Young said he has no regrets about releasing the documents to the press: "I am perfectly entitled to do so and believe the public have a right to know the truth. I do not see why the public should be kept in the dark when it comes to what happens with public funds."
With acknowledgement to The Natal Witness.
*1 Actually helicopter engines.
*2 Previously, the only changes were cosmetic - now the changes arise from due process. Which is it?
*3 In any case, it is only due process to allow an auditee to respond in a regulatory audit (i.e. the Special Review). In such a case, the changing of the preliminary findings are is done in a traceable, transparent and controlled process, i.e. the "Management Letter".
It is not due process to allow an auditee to respond in a forensic audit or forensic investigation (The Joint Investigation) which is spawned by a regulatory audit.
Even if it was due process, any changing of the preliminary findings would have to be done in a traceable, transparent and controlled process.

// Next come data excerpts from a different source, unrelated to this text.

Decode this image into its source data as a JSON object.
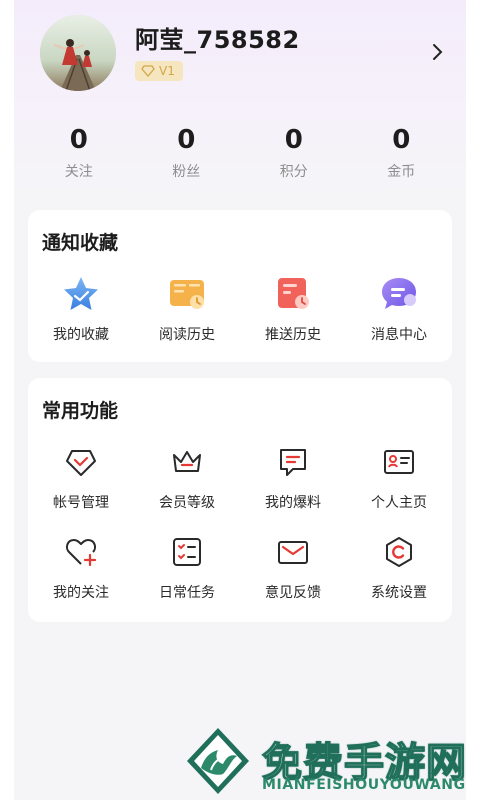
{
  "profile": {
    "username": "阿莹_758582",
    "level": "V1"
  },
  "stats": [
    {
      "value": "0",
      "label": "关注"
    },
    {
      "value": "0",
      "label": "粉丝"
    },
    {
      "value": "0",
      "label": "积分"
    },
    {
      "value": "0",
      "label": "金币"
    }
  ],
  "notify_section": {
    "title": "通知收藏",
    "items": [
      {
        "label": "我的收藏",
        "icon": "star-icon"
      },
      {
        "label": "阅读历史",
        "icon": "book-history-icon"
      },
      {
        "label": "推送历史",
        "icon": "push-history-icon"
      },
      {
        "label": "消息中心",
        "icon": "message-center-icon"
      }
    ]
  },
  "common_section": {
    "title": "常用功能",
    "row1": [
      {
        "label": "帐号管理",
        "icon": "account-icon"
      },
      {
        "label": "会员等级",
        "icon": "crown-icon"
      },
      {
        "label": "我的爆料",
        "icon": "chat-icon"
      },
      {
        "label": "个人主页",
        "icon": "id-card-icon"
      }
    ],
    "row2": [
      {
        "label": "我的关注",
        "icon": "heart-plus-icon"
      },
      {
        "label": "日常任务",
        "icon": "task-list-icon"
      },
      {
        "label": "意见反馈",
        "icon": "mail-icon"
      },
      {
        "label": "系统设置",
        "icon": "settings-icon"
      }
    ]
  },
  "watermark": {
    "title": "免费手游网",
    "subtitle": "MIANFEISHOUYOUWANG"
  },
  "colors": {
    "accent": "#e53935",
    "badge": "#d3a64a"
  }
}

Handwritten changes to final drafts by unnamed and undisclosed reviewers cannot be considered to be a traceable, transparent and controlled process, albeit the use of formal editing notation as used by newspaper and book editors in the days of the manual typewriter before the PC-based wordprocessor and seldom understood or even known by legally-trained and accounting-trained forensic investigators (or even the modern secretary).